Miles Kington: High noon at the New Labour corral

Click to follow
The Independent Online

"This isn't the 19th-century Midwest – this is Britain in the 21st century!"

David Blunkett, on Radio 4's 'Today' programme, 5 July 2001

THE SUN was getting high in the Arizona sky. Every time a horseman rode through the main street of New Laboursville, he kicked up a dry cloud of dust.

Sheriff Blunkett strapped on his gun belt tightly and groaned.

Another hot day ahead, when men's tempers might rise and people might do stupid things and the sheriff might have to go in and sort them out.

He groaned again.

"Mighty lot of groaning goin' on in there," said his deputy, looking in through the sheriff's door.

He had to look in fairly often, because Sheriff Blunkett was blind and couldn't do everything for hisself. It might have seemed cussed to appoint a blind sheriff in a troublesome town like New Laboursville, thought the deputy, not for the first time, but hell, they'd tried almost everyone else, and maybe the bad guys would stop short at shooting a blind man. He couldn't be worse than Sheriff Straw, who couldn't solve any crime at all so instead had acted tough with illegal immigrants. Shoot – anyone could push an unarmed Mexican around! Didn't prove nothing. Sheriff Straw had also run a Chilean badman out of town. Goddammit, the Chilean had been 90 years old! How bad a badman could you be at 90?

"Yeah, I'm groanin', because I got this here belt too tight, and I cain't see to loosen it," said Sheriff Blunkett tersely. Together they relaxed it by a notch or two. Then the sheriff filled his holsters and together they went out into the main street. The sheriff sensed that there was a lot of people out there waiting for him.

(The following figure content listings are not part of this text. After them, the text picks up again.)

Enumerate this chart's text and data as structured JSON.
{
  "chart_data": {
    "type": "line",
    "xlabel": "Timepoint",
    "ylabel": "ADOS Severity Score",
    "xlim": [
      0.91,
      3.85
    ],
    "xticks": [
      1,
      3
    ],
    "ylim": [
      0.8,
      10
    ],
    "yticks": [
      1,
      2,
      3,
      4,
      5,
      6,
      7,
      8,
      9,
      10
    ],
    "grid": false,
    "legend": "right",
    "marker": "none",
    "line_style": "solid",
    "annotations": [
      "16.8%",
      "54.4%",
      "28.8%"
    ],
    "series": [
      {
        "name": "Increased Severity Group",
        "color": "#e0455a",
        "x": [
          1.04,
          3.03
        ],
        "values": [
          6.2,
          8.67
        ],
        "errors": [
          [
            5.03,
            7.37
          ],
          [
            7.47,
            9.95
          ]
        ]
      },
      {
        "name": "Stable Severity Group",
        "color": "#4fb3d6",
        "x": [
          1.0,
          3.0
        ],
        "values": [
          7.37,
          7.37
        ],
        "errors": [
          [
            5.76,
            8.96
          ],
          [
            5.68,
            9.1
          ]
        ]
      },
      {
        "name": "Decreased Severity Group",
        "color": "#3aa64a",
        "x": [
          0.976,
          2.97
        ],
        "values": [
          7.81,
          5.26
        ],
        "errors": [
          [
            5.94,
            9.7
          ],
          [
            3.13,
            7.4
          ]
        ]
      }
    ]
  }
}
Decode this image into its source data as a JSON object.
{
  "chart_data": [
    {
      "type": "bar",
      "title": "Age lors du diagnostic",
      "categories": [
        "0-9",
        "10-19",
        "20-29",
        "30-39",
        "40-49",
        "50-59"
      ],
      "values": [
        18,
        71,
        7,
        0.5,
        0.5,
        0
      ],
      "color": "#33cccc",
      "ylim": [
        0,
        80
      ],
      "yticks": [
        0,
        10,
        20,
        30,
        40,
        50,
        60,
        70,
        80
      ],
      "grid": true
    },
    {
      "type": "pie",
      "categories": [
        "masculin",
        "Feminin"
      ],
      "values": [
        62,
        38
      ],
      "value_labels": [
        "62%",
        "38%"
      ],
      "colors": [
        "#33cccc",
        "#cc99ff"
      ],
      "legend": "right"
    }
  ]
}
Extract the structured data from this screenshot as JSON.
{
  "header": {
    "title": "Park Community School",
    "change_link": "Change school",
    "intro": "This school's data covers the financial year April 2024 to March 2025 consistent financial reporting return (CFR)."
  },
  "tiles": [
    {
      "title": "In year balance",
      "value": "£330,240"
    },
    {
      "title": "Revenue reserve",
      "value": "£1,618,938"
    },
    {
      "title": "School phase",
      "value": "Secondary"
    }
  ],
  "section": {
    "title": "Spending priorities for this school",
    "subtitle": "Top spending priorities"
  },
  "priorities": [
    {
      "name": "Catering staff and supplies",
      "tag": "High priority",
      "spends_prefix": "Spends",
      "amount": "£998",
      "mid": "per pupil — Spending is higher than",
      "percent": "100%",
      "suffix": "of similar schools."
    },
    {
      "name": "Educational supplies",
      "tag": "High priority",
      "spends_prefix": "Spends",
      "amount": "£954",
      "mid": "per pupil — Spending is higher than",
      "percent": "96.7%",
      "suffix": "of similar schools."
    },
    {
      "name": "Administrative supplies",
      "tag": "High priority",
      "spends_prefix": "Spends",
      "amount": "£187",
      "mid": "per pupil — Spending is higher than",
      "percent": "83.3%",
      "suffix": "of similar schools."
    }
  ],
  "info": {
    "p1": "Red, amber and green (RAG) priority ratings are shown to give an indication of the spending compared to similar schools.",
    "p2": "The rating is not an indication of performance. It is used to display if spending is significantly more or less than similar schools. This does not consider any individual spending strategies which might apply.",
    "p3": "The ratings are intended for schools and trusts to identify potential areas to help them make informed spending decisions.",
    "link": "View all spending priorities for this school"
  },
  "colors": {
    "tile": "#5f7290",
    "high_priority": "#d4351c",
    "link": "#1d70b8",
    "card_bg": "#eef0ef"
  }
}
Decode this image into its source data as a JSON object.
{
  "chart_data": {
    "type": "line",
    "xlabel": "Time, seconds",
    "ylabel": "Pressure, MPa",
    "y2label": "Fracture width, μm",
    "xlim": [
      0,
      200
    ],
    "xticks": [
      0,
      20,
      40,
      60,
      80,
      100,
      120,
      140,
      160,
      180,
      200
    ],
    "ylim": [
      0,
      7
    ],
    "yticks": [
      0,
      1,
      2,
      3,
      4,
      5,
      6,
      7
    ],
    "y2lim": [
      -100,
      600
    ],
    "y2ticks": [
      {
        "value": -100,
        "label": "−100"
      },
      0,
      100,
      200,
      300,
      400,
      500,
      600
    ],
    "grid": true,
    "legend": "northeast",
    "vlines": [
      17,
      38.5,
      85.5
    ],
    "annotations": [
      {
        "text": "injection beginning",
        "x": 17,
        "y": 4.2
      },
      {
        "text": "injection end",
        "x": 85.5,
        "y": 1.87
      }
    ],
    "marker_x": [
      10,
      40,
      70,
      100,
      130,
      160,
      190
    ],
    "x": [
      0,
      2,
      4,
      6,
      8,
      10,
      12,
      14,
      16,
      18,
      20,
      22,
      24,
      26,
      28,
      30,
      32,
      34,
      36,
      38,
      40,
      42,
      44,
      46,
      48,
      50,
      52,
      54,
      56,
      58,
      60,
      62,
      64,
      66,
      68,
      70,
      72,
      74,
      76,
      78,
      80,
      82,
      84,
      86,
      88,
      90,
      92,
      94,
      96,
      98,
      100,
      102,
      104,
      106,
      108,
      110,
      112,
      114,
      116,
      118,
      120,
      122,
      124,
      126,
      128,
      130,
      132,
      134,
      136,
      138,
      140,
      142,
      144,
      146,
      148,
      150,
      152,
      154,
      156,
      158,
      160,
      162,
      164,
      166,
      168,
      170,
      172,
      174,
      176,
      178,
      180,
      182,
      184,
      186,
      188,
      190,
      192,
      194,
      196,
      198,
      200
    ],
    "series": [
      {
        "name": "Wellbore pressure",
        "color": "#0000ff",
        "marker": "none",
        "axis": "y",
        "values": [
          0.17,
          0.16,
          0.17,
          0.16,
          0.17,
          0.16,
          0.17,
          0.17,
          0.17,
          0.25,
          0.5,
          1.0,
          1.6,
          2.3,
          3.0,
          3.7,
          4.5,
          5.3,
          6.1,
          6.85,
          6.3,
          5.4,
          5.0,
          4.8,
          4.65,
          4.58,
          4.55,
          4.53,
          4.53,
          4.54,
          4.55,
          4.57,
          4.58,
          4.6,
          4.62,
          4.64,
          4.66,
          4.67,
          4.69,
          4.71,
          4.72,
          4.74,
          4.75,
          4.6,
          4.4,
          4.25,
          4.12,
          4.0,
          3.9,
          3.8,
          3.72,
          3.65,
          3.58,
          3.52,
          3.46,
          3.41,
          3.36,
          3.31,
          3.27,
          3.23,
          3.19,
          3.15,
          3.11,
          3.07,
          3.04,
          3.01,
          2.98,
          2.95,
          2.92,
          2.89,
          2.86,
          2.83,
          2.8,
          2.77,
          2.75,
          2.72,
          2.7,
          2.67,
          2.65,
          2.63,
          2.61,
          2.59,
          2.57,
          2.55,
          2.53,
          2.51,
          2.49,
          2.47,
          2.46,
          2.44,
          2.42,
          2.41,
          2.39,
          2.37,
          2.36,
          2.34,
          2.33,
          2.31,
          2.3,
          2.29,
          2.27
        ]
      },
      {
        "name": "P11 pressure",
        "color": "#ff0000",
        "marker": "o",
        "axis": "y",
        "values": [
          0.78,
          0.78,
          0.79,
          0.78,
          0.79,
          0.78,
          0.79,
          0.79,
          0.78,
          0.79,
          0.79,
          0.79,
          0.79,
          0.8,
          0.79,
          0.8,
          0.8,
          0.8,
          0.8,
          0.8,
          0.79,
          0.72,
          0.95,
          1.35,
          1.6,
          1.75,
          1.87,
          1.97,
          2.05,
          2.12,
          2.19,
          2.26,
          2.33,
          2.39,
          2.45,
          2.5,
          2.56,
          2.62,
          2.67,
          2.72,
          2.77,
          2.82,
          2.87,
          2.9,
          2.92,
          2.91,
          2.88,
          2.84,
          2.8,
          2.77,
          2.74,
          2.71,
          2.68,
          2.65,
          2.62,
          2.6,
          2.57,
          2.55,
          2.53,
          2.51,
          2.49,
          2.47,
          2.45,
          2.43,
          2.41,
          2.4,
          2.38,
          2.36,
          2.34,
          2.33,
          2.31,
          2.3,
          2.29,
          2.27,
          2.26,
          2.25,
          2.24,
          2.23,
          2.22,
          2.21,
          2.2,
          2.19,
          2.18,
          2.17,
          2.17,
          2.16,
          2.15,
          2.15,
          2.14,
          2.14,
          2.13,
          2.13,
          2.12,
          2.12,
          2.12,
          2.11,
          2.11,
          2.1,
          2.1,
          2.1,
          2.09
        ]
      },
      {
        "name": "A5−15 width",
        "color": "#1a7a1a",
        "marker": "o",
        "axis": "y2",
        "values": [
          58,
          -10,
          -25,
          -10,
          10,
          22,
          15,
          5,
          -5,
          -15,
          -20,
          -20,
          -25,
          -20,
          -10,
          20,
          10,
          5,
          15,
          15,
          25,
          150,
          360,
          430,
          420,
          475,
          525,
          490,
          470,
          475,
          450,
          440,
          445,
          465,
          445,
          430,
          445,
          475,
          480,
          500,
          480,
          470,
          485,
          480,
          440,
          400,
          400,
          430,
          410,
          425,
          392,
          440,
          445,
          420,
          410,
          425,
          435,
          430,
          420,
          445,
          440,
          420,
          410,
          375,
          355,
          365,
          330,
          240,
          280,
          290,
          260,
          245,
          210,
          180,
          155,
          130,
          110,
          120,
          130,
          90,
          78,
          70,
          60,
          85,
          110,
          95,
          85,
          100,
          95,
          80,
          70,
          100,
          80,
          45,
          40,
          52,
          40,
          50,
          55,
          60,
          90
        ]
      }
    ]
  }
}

"Big crowd," muttered the deputy. "Looks like trouble."

"Hey, sheriff!" yelled someone. "When are you gonna do something about the crime figures?"

The sheriff said nothing, but his hand went like lightning to his holster. Many in the crowd ducked. All that reappeared in his hand, however, was a roll of paper. It had writing on it. Sheriff Blunkett was well known to read Braille. In a town where most people with good eyesight were illiterate, this gave him an edge.

"I been doin' plenty," he said. "I been doin' a statistical breakdown of local crime, and correlatin' the read-out and Ah've discovered that something over 90 per cent of the crime is committed by five per cent of the population. Well, we got ourselves a solution right there. We search out the five per cent..."

"...And string them up!" shouted someone. There was a big laugh.

"We put them behind bars," said Blunkett, ignoring this. "Leave it to me. Now git back to your homes before they're all burgled in your absence."

As the crowd dispersed, the Sheriff felt rather than saw a shadow fall across him. He recognised the perfume.

"Don Portillo?" he said. "What're you doing in New Laboursville?"

"Merely a courtesy call, Sheriff," said the suave Hispanic. "I had heard that things weren't too good round here. Thought I'd see for myself."

"What kind of things?"

"Oh, word gets around that the trains are breaking down. And that the stage coaches ain't running too good. And that the doctors in your old hospital cain't cope no more. Likewise the teachers in the town school. Well, that seems a terrible shame to me, Sheriff, and I reckon maybe someone else should offer to take over."

"Listen to me and listen good," said Blunkett curtly. "Number one, trains ain't my affair nor them other things. Go see Governor Blair if that's on your mind. Number two, we don't want you round here. We run the Hague gang out of town last month, and I thought you'd gone with them."

"Ain't no Hague gang no more," said Don Portillo. "It's shaping up to be the Portillo gang. And we think we can run this hick burg way better than you can. Why, you ain't nothin' but a jumped up school inspector! How on earth you goin' to deal with lawlessness and child abduction and overcrowded prisons and lack of rehabilitation for offenders and mass rioting between Asian and white communities and..."

"Whoa there!" said Sheriff Blunkett. "Things ain't nearly that bad! This is the Midwest in the 19th century, not Britain in the 21st..."

Which he instantly wished he hadn't said, as it didn't seem to mean anything.